This book has already had a lot of buzz, mainly because of the author's condescending and inflammatory comments about YA in general. I have a LOT of thoughts on his comments and general attitude, but I tried – I really, really tried – to not let my view of the author color the book. I agreed to the review before knowing anything about all the drama, so I felt like that was only fair. Usually when I try a new author, debut or not, I don't research a lot about the author. I like to let the book speak for itself. In the end, I feel like The Cruelty (Scott Bergstrom's debut, releasing in February 2017) mostly did that. I ended up giving it 3/5 stars, in spite of feeling like the author himself probably deserves 2/5. Or maybe 1/5. Because really, sir, you are not special, your book is not going to revolutionize YA, and it's definitely not going to dazzle long-time readers of the genre. Also, sidenote: even though you've already made enough money to be able to quit your advertising executive career, you might want to work more on networking with your fellow writers instead of alienating and insulting them. But enough about Scott Bergstrom. After all, a lot of creative people lack social skills and if their work is dazzling enough we excuse them for it, right? Anyway, that was how and why I approached reading this book. Sadly, overall I felt like Mr. Bergstrom is not genius enough to be excused for his behavior.

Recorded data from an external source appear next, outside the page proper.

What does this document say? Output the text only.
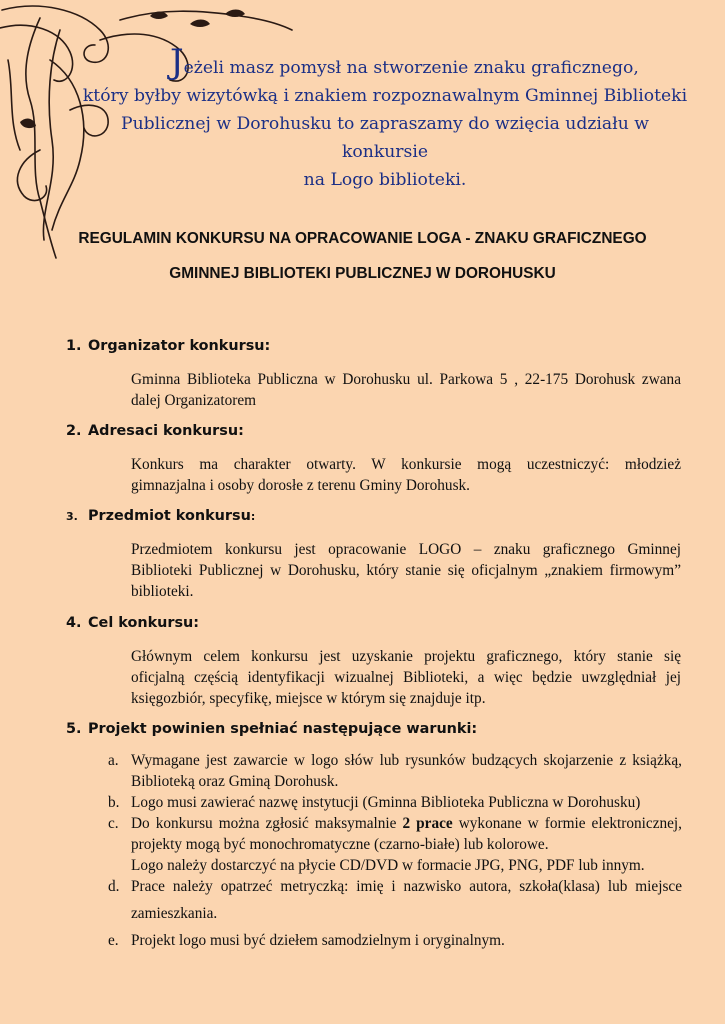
Jeżeli masz pomysł na stworzenie znaku graficznego,
który byłby wizytówką i znakiem rozpoznawalnym Gminnej Biblioteki
Publicznej w Dorohusku to zapraszamy do wzięcia udziału w konkursie
na Logo biblioteki.
REGULAMIN KONKURSU NA OPRACOWANIE LOGA - ZNAKU GRAFICZNEGO
GMINNEJ BIBLIOTEKI PUBLICZNEJ W DOROHUSKU
1. Organizator konkursu:
Gminna Biblioteka Publiczna w Dorohusku ul. Parkowa 5 , 22-175 Dorohusk zwana
dalej Organizatorem
2. Adresaci konkursu:
Konkurs ma charakter otwarty. W konkursie mogą uczestniczyć: młodzież
gimnazjalna i osoby dorosłe z terenu Gminy Dorohusk.
3. Przedmiot konkursu:
Przedmiotem konkursu jest opracowanie LOGO – znaku graficznego Gminnej
Biblioteki Publicznej w Dorohusku, który stanie się oficjalnym „znakiem firmowym”
biblioteki.
4. Cel konkursu:
Głównym celem konkursu jest uzyskanie projektu graficznego, który stanie się
oficjalną częścią identyfikacji wizualnej Biblioteki, a więc będzie uwzględniał jej
księgozbiór, specyfikę, miejsce w którym się znajduje itp.
5. Projekt powinien spełniać następujące warunki:
a. Wymagane jest zawarcie w logo słów lub rysunków budzących skojarzenie z książką,
Biblioteką oraz Gminą Dorohusk.
b. Logo musi zawierać nazwę instytucji (Gminna Biblioteka Publiczna w Dorohusku)
c. Do konkursu można zgłosić maksymalnie 2 prace wykonane w formie elektronicznej,
projekty mogą być monochromatyczne (czarno-białe) lub kolorowe.
Logo należy dostarczyć na płycie CD/DVD w formacie JPG, PNG, PDF lub innym.
d. Prace należy opatrzeć metryczką: imię i nazwisko autora, szkoła(klasa) lub miejsce
zamieszkania.
e. Projekt logo musi być dziełem samodzielnym i oryginalnym.
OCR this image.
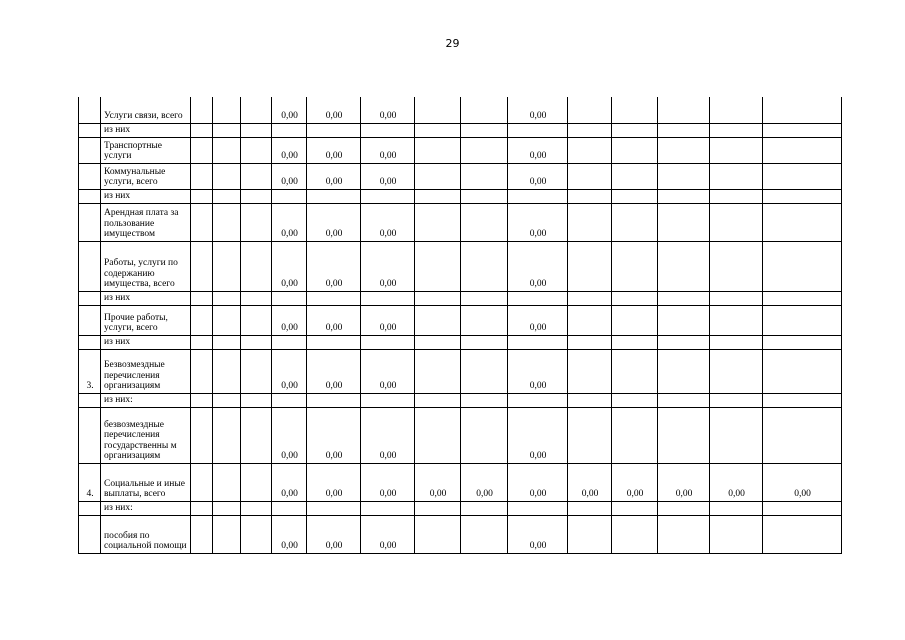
29
	Услуги связи, всего				0,00	0,00	0,00			0,00					
	из них														
	Транспортные услуги				0,00	0,00	0,00			0,00					
	Коммунальные услуги, всего				0,00	0,00	0,00			0,00					
	из них														
	Арендная плата за пользование имуществом				0,00	0,00	0,00			0,00					
	Работы, услуги по содержанию имущества, всего				0,00	0,00	0,00			0,00					
	из них														
	Прочие работы, услуги, всего				0,00	0,00	0,00			0,00					
	из них														
3.	Безвозмездные перечисления организациям				0,00	0,00	0,00			0,00					
	из них:														
	безвозмездные перечисления государственны м организациям				0,00	0,00	0,00			0,00					
4.	Социальные и иные выплаты, всего				0,00	0,00	0,00	0,00	0,00	0,00	0,00	0,00	0,00	0,00	0,00
	из них:														
	пособия по социальной помощи				0,00	0,00	0,00			0,00					
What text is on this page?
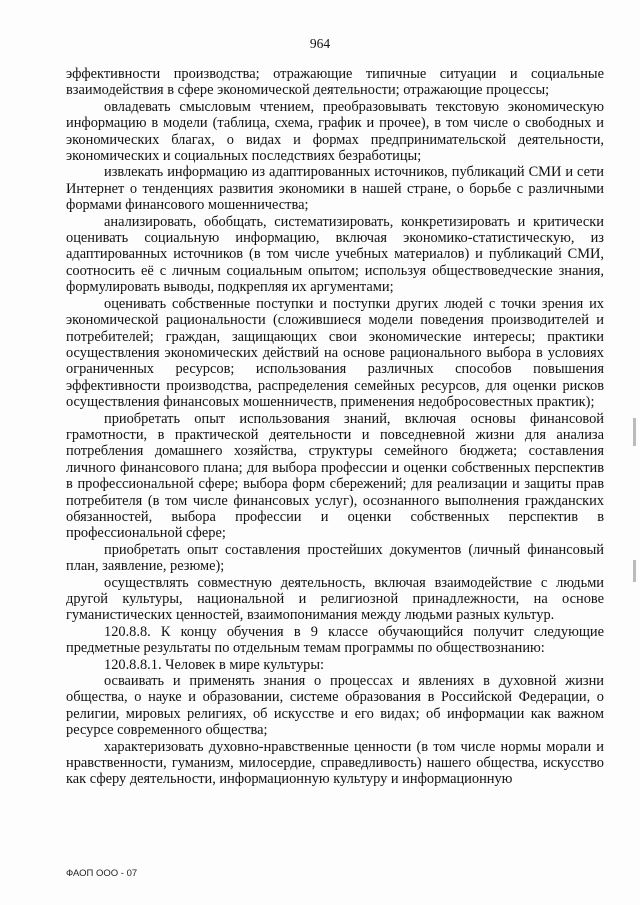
964

эффективности производства; отражающие типичные ситуации и социальные взаимодействия в сфере экономической деятельности; отражающие процессы;

овладевать смысловым чтением, преобразовывать текстовую экономическую информацию в модели (таблица, схема, график и прочее), в том числе о свободных и экономических благах, о видах и формах предпринимательской деятельности, экономических и социальных последствиях безработицы;

извлекать информацию из адаптированных источников, публикаций СМИ и сети Интернет о тенденциях развития экономики в нашей стране, о борьбе с различными формами финансового мошенничества;

анализировать, обобщать, систематизировать, конкретизировать и критически оценивать социальную информацию, включая экономико-статистическую, из адаптированных источников (в том числе учебных материалов) и публикаций СМИ, соотносить её с личным социальным опытом; используя обществоведческие знания, формулировать выводы, подкрепляя их аргументами;

оценивать собственные поступки и поступки других людей с точки зрения их экономической рациональности (сложившиеся модели поведения производителей и потребителей; граждан, защищающих свои экономические интересы; практики осуществления экономических действий на основе рационального выбора в условиях ограниченных ресурсов; использования различных способов повышения эффективности производства, распределения семейных ресурсов, для оценки рисков осуществления финансовых мошенничеств, применения недобросовестных практик);

приобретать опыт использования знаний, включая основы финансовой грамотности, в практической деятельности и повседневной жизни для анализа потребления домашнего хозяйства, структуры семейного бюджета; составления личного финансового плана; для выбора профессии и оценки собственных перспектив в профессиональной сфере; выбора форм сбережений; для реализации и защиты прав потребителя (в том числе финансовых услуг), осознанного выполнения гражданских обязанностей, выбора профессии и оценки собственных перспектив в профессиональной сфере;

приобретать опыт составления простейших документов (личный финансовый план, заявление, резюме);

осуществлять совместную деятельность, включая взаимодействие с людьми другой культуры, национальной и религиозной принадлежности, на основе гуманистических ценностей, взаимопонимания между людьми разных культур.

120.8.8. К концу обучения в 9 классе обучающийся получит следующие предметные результаты по отдельным темам программы по обществознанию:

120.8.8.1. Человек в мире культуры:

осваивать и применять знания о процессах и явлениях в духовной жизни общества, о науке и образовании, системе образования в Российской Федерации, о религии, мировых религиях, об искусстве и его видах; об информации как важном ресурсе современного общества;

характеризовать духовно-нравственные ценности (в том числе нормы морали и нравственности, гуманизм, милосердие, справедливость) нашего общества, искусство как сферу деятельности, информационную культуру и информационную

ФАОП ООО - 07
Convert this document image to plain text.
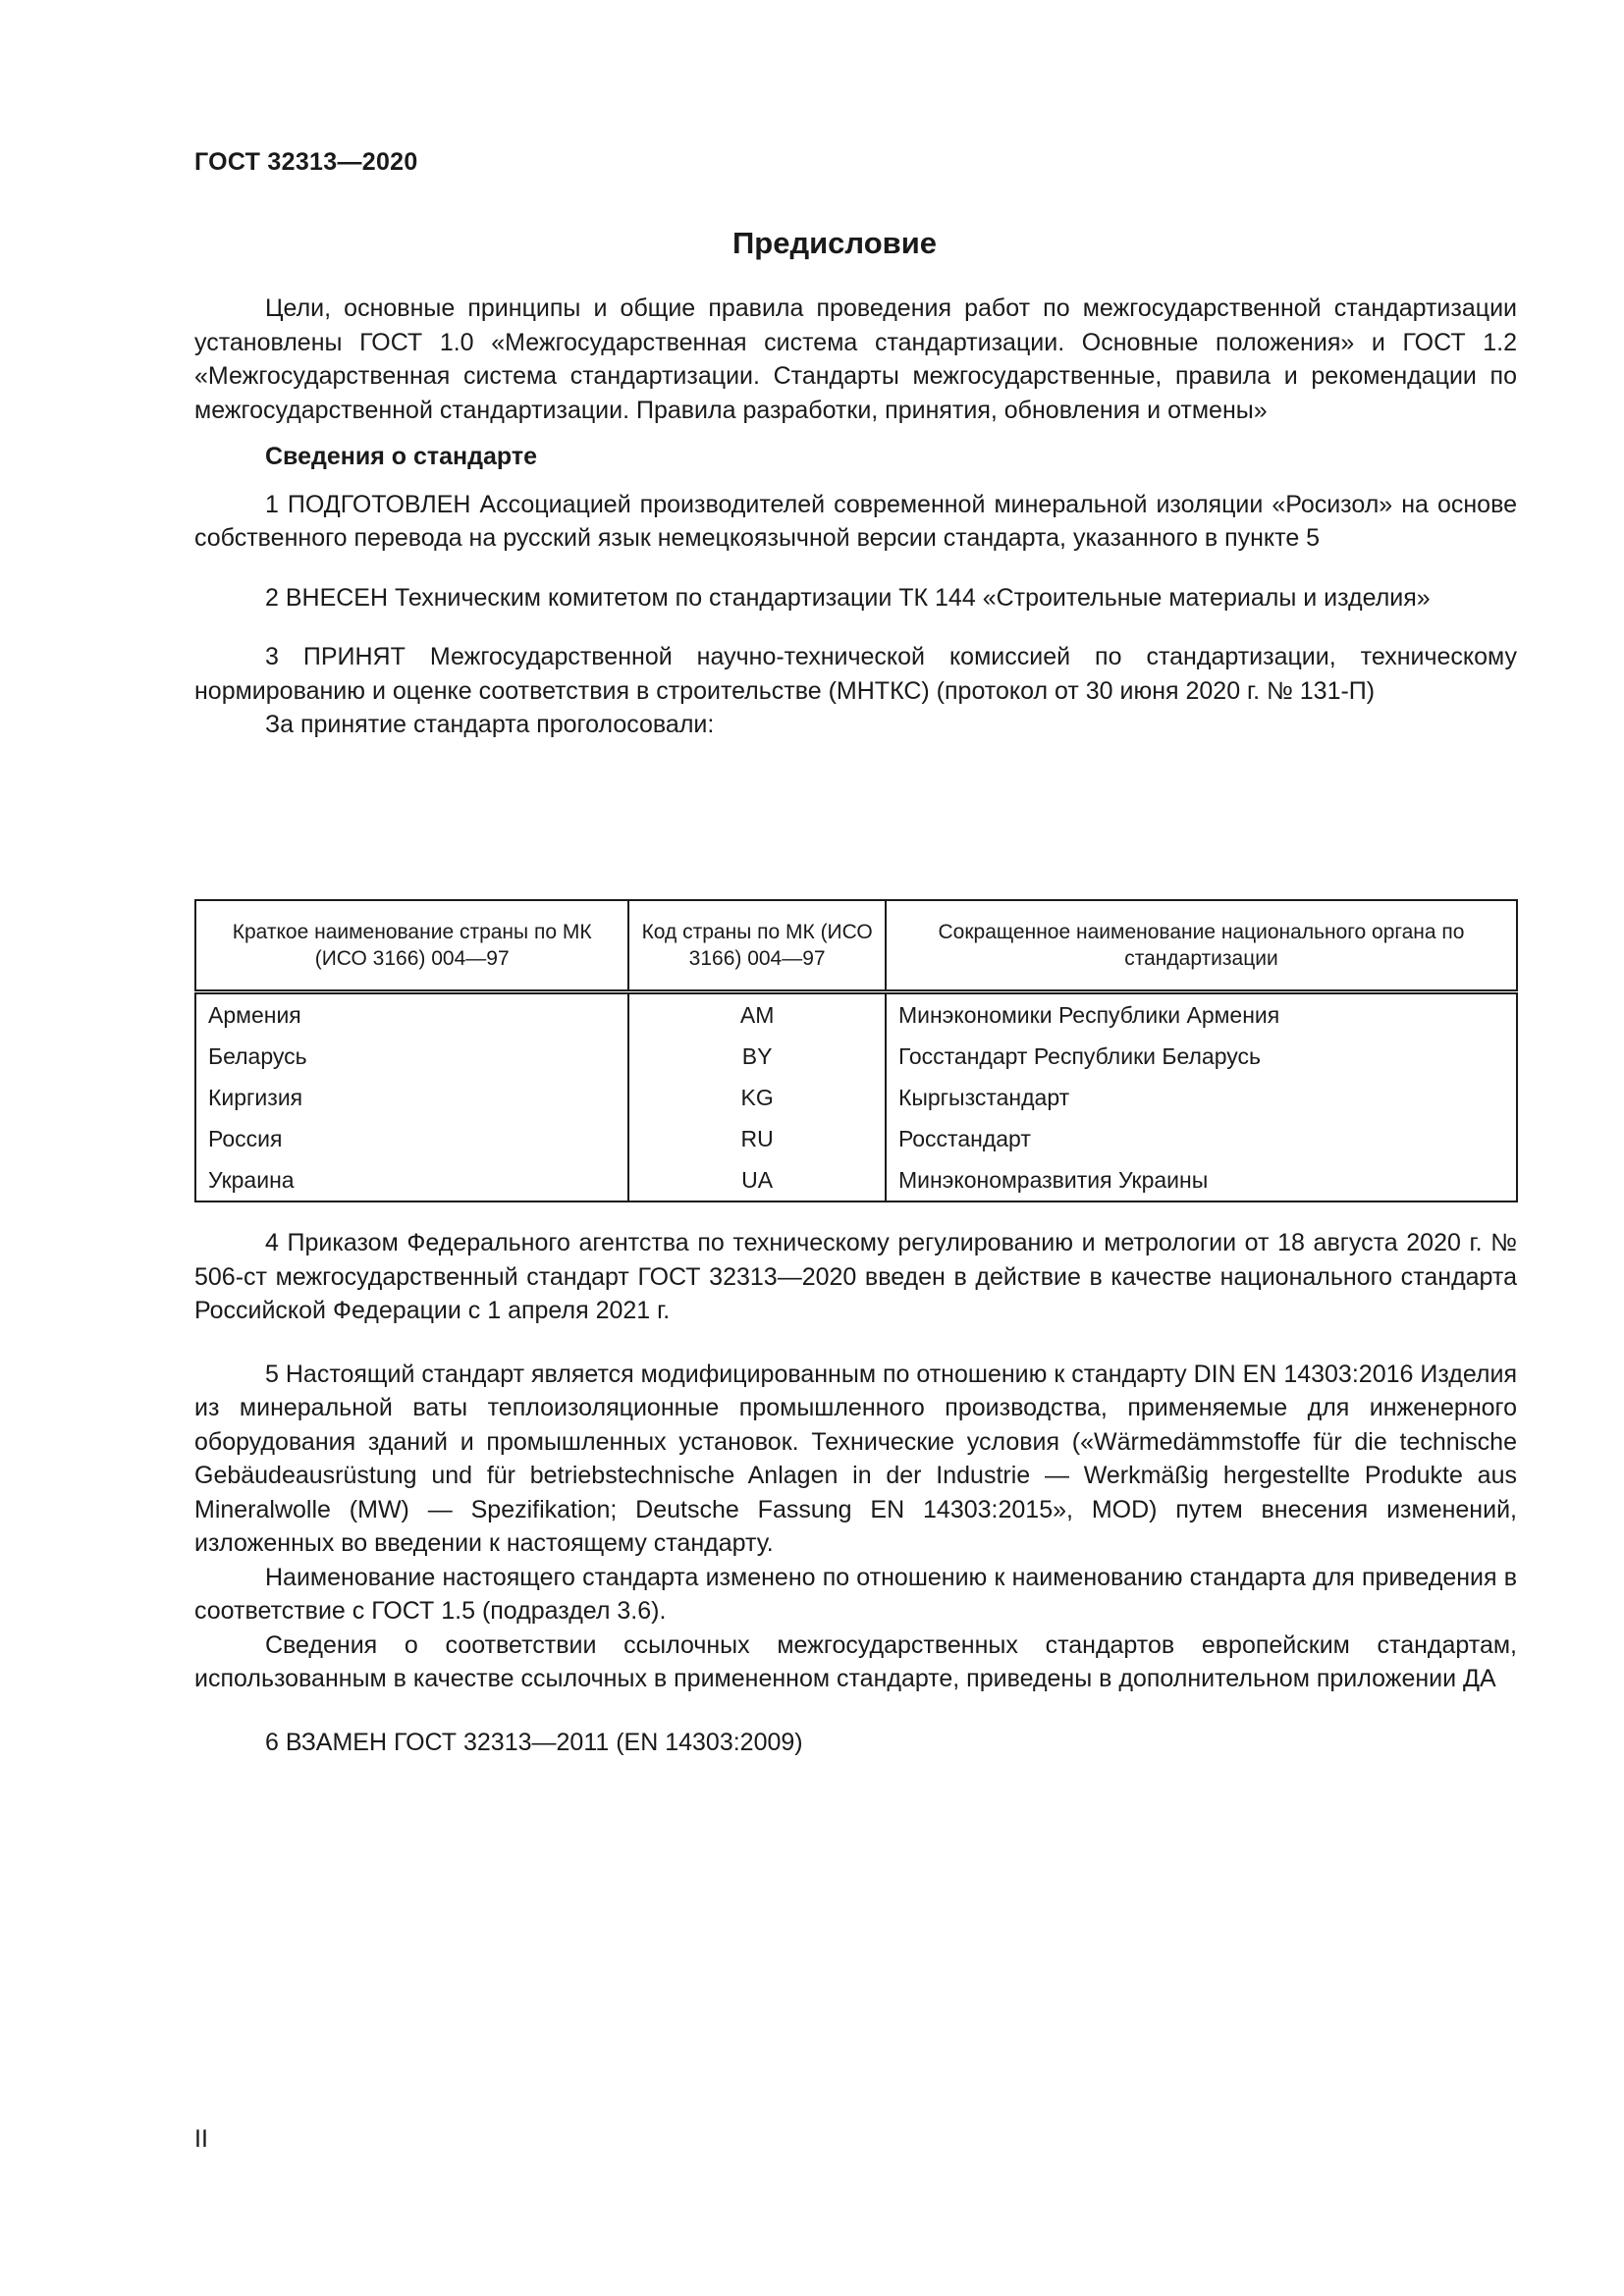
ГОСТ 32313—2020
Предисловие

Цели, основные принципы и общие правила проведения работ по межгосударственной стандартизации установлены ГОСТ 1.0 «Межгосударственная система стандартизации. Основные положения» и ГОСТ 1.2 «Межгосударственная система стандартизации. Стандарты межгосударственные, правила и рекомендации по межгосударственной стандартизации. Правила разработки, принятия, обновления и отмены»

Сведения о стандарте

1 ПОДГОТОВЛЕН Ассоциацией производителей современной минеральной изоляции «Росизол» на основе собственного перевода на русский язык немецкоязычной версии стандарта, указанного в пункте 5

2 ВНЕСЕН Техническим комитетом по стандартизации ТК 144 «Строительные материалы и изделия»

3 ПРИНЯТ Межгосударственной научно-технической комиссией по стандартизации, техническому нормированию и оценке соответствия в строительстве (МНТКС) (протокол от 30 июня 2020 г. № 131-П)

За принятие стандарта проголосовали:

Краткое наименование страны по МК (ИСО 3166) 004—97	Код страны по МК (ИСО 3166) 004—97	Сокращенное наименование национального органа по стандартизации
Армения	AM	Минэкономики Республики Армения
Беларусь	BY	Госстандарт Республики Беларусь
Киргизия	KG	Кыргызстандарт
Россия	RU	Росстандарт
Украина	UA	Минэкономразвития Украины

4 Приказом Федерального агентства по техническому регулированию и метрологии от 18 августа 2020 г. № 506-ст межгосударственный стандарт ГОСТ 32313—2020 введен в действие в качестве национального стандарта Российской Федерации с 1 апреля 2021 г.

5 Настоящий стандарт является модифицированным по отношению к стандарту DIN EN 14303:2016 Изделия из минеральной ваты теплоизоляционные промышленного производства, применяемые для инженерного оборудования зданий и промышленных установок. Технические условия («Wärmedämmstoffe für die technische Gebäudeausrüstung und für betriebstechnische Anlagen in der Industrie — Werkmäßig hergestellte Produkte aus Mineralwolle (MW) — Spezifikation; Deutsche Fassung EN 14303:2015», MOD) путем внесения изменений, изложенных во введении к настоящему стандарту.

Наименование настоящего стандарта изменено по отношению к наименованию стандарта для приведения в соответствие с ГОСТ 1.5 (подраздел 3.6).

Сведения о соответствии ссылочных межгосударственных стандартов европейским стандартам, использованным в качестве ссылочных в примененном стандарте, приведены в дополнительном приложении ДА

6 ВЗАМЕН ГОСТ 32313—2011 (EN 14303:2009)

II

So, the positive: the pacing is really spot on. I whizzed through this in a single afternoon/evening. There's none of the stream-of-consciousness dwelling that bogs down some YA books. Even though there were aspects of the writing and characters that bothered me, I was interested enough in the plot line to ignore everything else I had planned for the day and read it all in one go. Also, the ending left me with enough questions (while not being a true cliffhanger) that, had the sequel been available, I would have picked it up right away. That in itself added the extra half star to me. The suspense and anticipation is definitely the most well-written thing about this book.
The story takes place in several different countries. In my experience, you can almost always tell when an author is writing about a locale they've never personally seen or lived. It just rings false or like they're ticking off a list, and having lived abroad myself I notice it more than I ever did before. Now, I haven't been to all of the countries Gwen visits and don't claim to be any kind of expert, but the descriptions feel very real. I think that Bergstrom has probably visited these countries or he researched very, very well.
Now for the negatives. I'm going to try not to rant on and on about these...but who am I kidding, I'm probably going to rant.
The book starts off REALLY rocky. I almost DNFed it at page 15. We start off with the special snowflake trope (OMG, she speaks French! even thinks in French and accidentally blurts it in class! oops!), followed by much angst. Sigh, page turn, and then –
I pull a book out of my backpack and lean against the door as the train shoots through the tunnel under the river toward Queens. It's a novel with a teenage heroine set in a dystopian future. Which novel in particular doesn't matter because they're all the same. Poor teenage heroine, having to march off to war when all she really wants to do is run away with that beautiful boy and live off wild berries and love.
insert much eyerolling
Guys out on the sidewalk in front of the shops whistle and catcall after me. They love this – the school uniform, the flash of seventeen-year-old legs.
this close
He uses as his tools reason and facts, a whole orchestra of them. But in the end, they bounce off the armor of my stubbornness.
“Justice isn't some abstract thing, Gwendolyn. What your did tonight, that's what it looks like. Ugly and mean.”